Bisnis / Ekopol
Jum'at, 19 Desember 2025 | 19:15 WIB
Ilustrasi buruh pabrik alas kaki (Dok. Istimewa)
Baca 10 detik
  • Aspirasi menilai rumus UMP 2026 berbasis inflasi dan pertumbuhan ekonomi belum menjamin Kebutuhan Hidup Layak (KHL) pekerja.
  • Serikat buruh kecewa PP Pengupahan baru terbit akhir Desember, padahal seharusnya ditetapkan November 2025.
  • Aspirasi khawatir kebijakan ini berpotensi memicu konflik hubungan industrial karena kenaikan upah tidak sejalan pengendalian harga.

Suara.com - Asosiasi Serikat Pekerja Seluruh Indonesia (Aspirasi) menilai rumus penetapan Upah Minimum Provinsi (UMP) 2026 belum menjamin terpenuhinya Kebutuhan Hidup Layak (KHL) bagi pekerja. 

Penilaian itu disampaikan menyusul terbitnya Peraturan Pemerintah (PP) Pengupahan yang baru ditandatangani Presiden dan mengatur formula kenaikan upah berbasis inflasi ditambah pertumbuhan ekonomi dikalikan koefisien alpha 0,5–0,9.

Serikat buruh itu menilai pendekatan perhitungan upah dalam beleid baru itu masih jauh dari harapan pekerja.
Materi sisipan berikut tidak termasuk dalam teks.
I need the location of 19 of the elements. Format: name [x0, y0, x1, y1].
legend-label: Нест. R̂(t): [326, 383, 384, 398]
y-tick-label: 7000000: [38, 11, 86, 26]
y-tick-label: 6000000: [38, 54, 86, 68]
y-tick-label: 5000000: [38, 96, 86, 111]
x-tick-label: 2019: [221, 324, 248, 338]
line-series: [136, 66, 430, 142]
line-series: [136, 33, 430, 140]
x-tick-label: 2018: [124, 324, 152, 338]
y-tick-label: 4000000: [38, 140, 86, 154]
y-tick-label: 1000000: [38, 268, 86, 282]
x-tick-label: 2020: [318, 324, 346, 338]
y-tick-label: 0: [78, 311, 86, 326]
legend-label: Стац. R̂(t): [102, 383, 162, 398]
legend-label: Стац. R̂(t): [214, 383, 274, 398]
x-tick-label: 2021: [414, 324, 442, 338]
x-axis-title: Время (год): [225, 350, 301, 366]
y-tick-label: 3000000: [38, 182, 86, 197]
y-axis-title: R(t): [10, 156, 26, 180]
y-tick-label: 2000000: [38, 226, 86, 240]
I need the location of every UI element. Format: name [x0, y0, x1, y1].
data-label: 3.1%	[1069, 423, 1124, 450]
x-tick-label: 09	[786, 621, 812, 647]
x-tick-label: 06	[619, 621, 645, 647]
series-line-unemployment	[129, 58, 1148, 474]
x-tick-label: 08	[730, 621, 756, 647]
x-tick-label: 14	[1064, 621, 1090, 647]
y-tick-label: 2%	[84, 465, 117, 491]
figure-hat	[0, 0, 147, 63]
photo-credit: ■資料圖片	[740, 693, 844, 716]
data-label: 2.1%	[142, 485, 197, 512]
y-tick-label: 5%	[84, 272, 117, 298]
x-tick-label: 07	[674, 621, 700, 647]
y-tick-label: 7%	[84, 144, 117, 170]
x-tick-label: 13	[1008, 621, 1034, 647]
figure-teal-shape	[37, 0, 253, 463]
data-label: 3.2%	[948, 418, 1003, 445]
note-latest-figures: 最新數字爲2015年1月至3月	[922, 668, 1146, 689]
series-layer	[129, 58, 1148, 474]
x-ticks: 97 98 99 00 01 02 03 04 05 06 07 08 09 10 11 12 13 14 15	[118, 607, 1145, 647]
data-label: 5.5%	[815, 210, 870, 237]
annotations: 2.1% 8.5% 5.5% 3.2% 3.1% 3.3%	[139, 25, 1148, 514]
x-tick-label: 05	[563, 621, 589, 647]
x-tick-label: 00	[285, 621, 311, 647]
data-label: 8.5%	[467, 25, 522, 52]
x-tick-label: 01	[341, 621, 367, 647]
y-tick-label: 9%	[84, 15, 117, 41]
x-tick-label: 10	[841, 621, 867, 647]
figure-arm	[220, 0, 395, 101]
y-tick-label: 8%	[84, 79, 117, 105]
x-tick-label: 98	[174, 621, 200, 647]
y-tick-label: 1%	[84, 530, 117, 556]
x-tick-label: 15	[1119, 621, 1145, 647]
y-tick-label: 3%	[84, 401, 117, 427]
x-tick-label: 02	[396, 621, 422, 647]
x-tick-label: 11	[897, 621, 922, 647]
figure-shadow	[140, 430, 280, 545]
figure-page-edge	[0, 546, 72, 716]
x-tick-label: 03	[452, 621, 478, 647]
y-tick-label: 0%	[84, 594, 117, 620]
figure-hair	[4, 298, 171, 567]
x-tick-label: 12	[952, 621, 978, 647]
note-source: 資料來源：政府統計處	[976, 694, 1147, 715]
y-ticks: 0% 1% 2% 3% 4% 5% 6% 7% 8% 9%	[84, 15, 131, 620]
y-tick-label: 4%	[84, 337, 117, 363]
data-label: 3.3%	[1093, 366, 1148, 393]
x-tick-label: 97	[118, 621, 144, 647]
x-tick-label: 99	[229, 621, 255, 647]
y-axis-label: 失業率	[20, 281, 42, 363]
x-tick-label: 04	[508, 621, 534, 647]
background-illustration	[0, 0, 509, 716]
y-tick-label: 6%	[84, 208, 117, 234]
Presiden Aspirasi, Mirah Sumirat, menyebut formula tersebut tidak mencerminkan kebutuhan riil buruh dan keluarganya dalam memenuhi kebutuhan dasar sehari-hari. Ia menilai pemerintah masih mengandalkan pendekatan angka makro tanpa menjadikan kondisi hidup pekerja sebagai pijakan utama.

upah minimun sektoral Sumatera Selatan

"Kami kecewa atas keputusan tersebut bahwa rumus tersebut tidak mencerminkan dan tidak menjamin terpenuhinya Kebutuhan Hidup Layak (KHL) bagi pekerja dan keluarganya," ujar Mirah kepada wartawan, Jumat (19/12/2025).

Selain substansi kebijakan, Mirah juga menyoroti waktu penetapan aturan pengupahan tersebut. Menurut dia, kebijakan UMP semestinya sudah ditetapkan pada November 2025, namun baru diputuskan menjelang akhir Desember.

Ia menilai lamanya proses pembahasan seharusnya menghasilkan kebijakan yang lebih berpihak kepada pekerja. Namun, hasil akhir yang muncul tetap dinilai minim dan tidak menjawab ekspektasi buruh.

"Padahal, Putusan Mahkamah Konstitusi secara jelas menyatakan bahwa upah minimum harus mengandung prinsip KHL, keadilan, dan kemanusiaan, bukan sekadar pendekatan teknokratis berbasis angka makroekonomi,” ungkapnya

Dalam kondisi biaya hidup yang terus meningkat, Mirah menilai kenaikan upah minimum tanpa diiringi pengendalian harga akan sulit berdampak pada kesejahteraan pekerja. Ia menyinggung kenaikan harga pangan, transportasi, listrik, BBM, pendidikan, hingga layanan kesehatan yang kian menekan pengeluaran rumah tangga buruh.

Baca Juga: Pengusaha Sebut Formula Upah Minimum 2026 Bikin Lapangan Kerja Baru Sulit Tercipta

Menurut dia, kenaikan upah yang tidak sejalan dengan pengendalian biaya hidup hanya akan menjadi formalitas kebijakan tanpa perubahan nyata di lapangan.

Mirah juga mengingatkan potensi dampak lanjutan dari pelimpahan penetapan UMP kepada pemerintah daerah. Ia menilai kondisi tersebut berisiko memicu kekecewaan luas di kalangan buruh dan berujung pada aksi unjuk rasa di berbagai wilayah.

"Pengupahan ini hanya akan menjadi angka di atas kertas dan berpotensi memperlebar ketimpangan serta konflik hubungan industrial," tuturnya.

Situasi itu dinilai tidak kondusif bagi stabilitas hubungan industrial maupun iklim ketenagakerjaan nasional ke depan.

Atas dasar tersebut, Aspirasi mendesak pemerintah untuk meninjau ulang rumus penetapan upah minimum agar benar-benar menjamin KHL, mengendalikan harga kebutuhan pokok serta layanan dasar, dan melibatkan serikat pekerja secara bermakna dalam setiap proses pengambilan kebijakan pengupahan.

"Kami berharap kebijakan pengupahan ke depan mampu menciptakan keadilan, kepastian, dan kesejahteraan bagi pekerja, sekaligus menjaga hubungan industrial yang harmonis dan berkelanjutan," pungkasnya.